In a Tuesday conference call with Iowa agricultural reporters, Sen. Chuck Grassley (R-Iowa) offered some state-of-the-art Republican doubletalk on climate change (maybe he read it in Glenn Beck's book). This is worth reading in full, in part to admire the blithely inconsistent muddle of it all, but also in part to marvel at just how second-nature this line of dissembling has become. These talking points are echoed almost verbatim up and down the conservative food chain, all the way from bottom-feeders like Marc Morano to U.S. Senators. No conservative has to think on his feet about it, or craft his own careful line on it.
Senator ... are you convinced greenhouse gas emissions cause climate change and are a threat to human health?
GRASSLEY: Well, I'd be foolish if I didn't give -- I'd be foolish if I didn't give it some consideration because there's a massive amount of scientists that feel that it does. But there's also an increasing number of scientists that have doubt about it.
And so, not being a scientist, I don't know exactly where to say only those things that are really quantifiable, and temperature has risen. But the scientific aspect that I still reserving judgment on is the extent to which it's manmade or natural.
And it's reasonable, considering that there's at least a natural factor in it, because historically, and you can go to the core drillings in the glaciers to get proof of this, that we've had decades and decades, and maybe even centuries of periods of time when there's been a tremendous rise in temperature, and then a tremendous fall in temperature. And all you've got to do is look at the little ice age of the mid-last millennia as an example. And so we've got to single out what's natural and what's manmade before you can make policy.
Now, a lot of members of Congress and most environmentalists are -- are absolutely convinced manmade is the -- is the factor -- chief factor here. But I -- I want to, before I vote on it, be more conclusive in my judgment, and I haven't reached that conclusion at this point.

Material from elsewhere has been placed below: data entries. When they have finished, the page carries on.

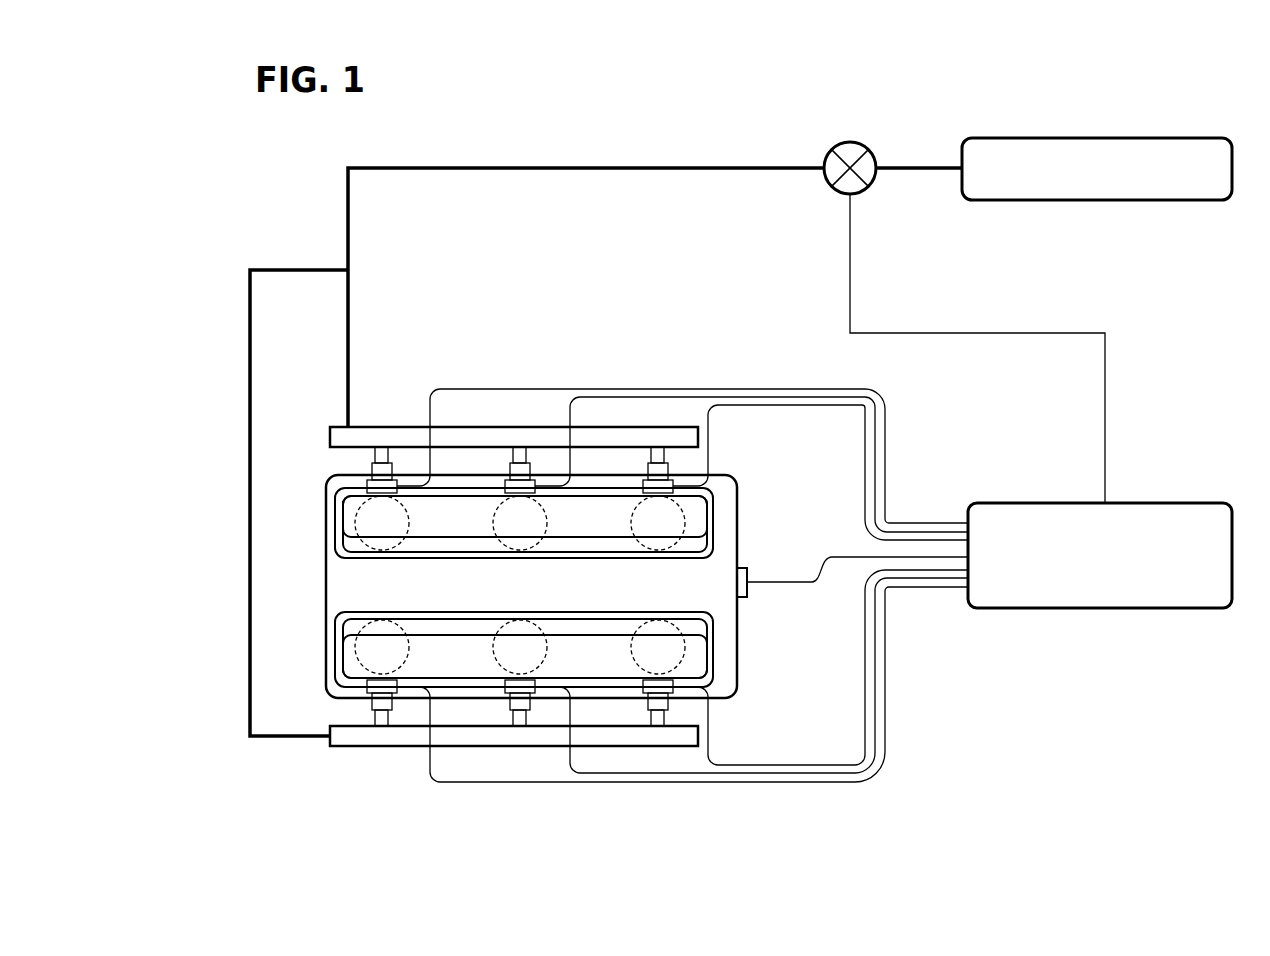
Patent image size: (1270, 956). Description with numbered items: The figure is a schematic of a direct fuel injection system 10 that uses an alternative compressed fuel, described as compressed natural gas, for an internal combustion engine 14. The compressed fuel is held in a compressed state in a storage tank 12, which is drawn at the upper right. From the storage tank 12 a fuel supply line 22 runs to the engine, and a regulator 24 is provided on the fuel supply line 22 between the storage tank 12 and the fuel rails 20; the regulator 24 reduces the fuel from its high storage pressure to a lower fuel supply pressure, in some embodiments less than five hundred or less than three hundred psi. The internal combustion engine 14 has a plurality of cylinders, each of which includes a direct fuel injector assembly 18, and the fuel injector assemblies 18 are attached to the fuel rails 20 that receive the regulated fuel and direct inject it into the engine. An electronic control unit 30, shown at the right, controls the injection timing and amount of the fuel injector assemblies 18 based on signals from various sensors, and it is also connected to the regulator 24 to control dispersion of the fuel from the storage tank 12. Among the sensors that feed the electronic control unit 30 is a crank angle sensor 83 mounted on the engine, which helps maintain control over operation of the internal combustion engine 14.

The direct fuel injection system 10 is at (480, 101).
The storage tank 12 is at (1183, 138).
The internal combustion engine 14 is at (289, 587).
The direct fuel injector assembly 18 is at (398, 468).
The fuel rail 20 is at (375, 425).
The fuel supply line 22 is at (552, 171).
The regulator 24 is at (852, 141).
The electronic control unit 30 is at (1183, 503).
The crank angle sensor 83 is at (742, 567).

But it's enough to know that I think that even if it is manmade entirely, and so there's justification for the legislation, you still have to deal with the reality factors that domestically there's a very unlevel playing field between California and New York that benefit financially from it, and the Midwest and the Southeast United States that's going to be hurt; and then the unlevel playing field if you don't include India and China, an unlevel playing field with the United States versus those countries.
And so -- so we don't want to lose all of our manufacturing to China. We've already lost a lot.

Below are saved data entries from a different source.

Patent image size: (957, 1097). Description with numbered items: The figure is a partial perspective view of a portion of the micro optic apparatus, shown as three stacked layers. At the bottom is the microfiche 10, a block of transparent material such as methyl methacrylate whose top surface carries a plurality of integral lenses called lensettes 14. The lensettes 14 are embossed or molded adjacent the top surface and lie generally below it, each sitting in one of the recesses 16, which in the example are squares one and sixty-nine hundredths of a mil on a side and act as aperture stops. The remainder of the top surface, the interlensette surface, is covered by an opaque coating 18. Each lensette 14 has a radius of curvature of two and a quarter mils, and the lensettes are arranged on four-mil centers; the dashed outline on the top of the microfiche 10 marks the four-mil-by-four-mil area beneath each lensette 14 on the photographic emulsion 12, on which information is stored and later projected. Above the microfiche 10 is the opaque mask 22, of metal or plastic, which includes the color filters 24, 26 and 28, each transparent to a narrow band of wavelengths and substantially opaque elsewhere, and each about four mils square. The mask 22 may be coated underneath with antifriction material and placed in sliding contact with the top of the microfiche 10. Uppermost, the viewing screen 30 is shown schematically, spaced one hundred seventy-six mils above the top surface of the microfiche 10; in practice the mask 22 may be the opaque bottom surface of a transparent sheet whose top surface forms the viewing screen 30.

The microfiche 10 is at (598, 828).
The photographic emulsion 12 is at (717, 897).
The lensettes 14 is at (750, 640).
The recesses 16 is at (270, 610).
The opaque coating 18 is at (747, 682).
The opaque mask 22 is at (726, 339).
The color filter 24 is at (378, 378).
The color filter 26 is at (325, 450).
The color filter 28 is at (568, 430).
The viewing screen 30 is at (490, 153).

We -- it's better to have an international agreement and include China and India in it.
It's a greatest hits parade!
Individually each point is utterly bankrupt, but note how if you're not paying attention, the answer just kind of slides in a haze of aw-shucks blather and faux-erudition. What the average Iowan hears is "blah blah blah don't let 'em take yer money!!! blah blah."
This is why, as I've written before, I really think conservative legislators and pundits should be nailed down on this question. Do you believe there's a threat or don't you? And if you don't, why don't you trust the National Academy of Sciences or the multi-agency climate science review begun under Bush?
This "golly I just ain't convinced!" shtick was intellectually tired a decade ago. It's hard to believe they're still getting away with it.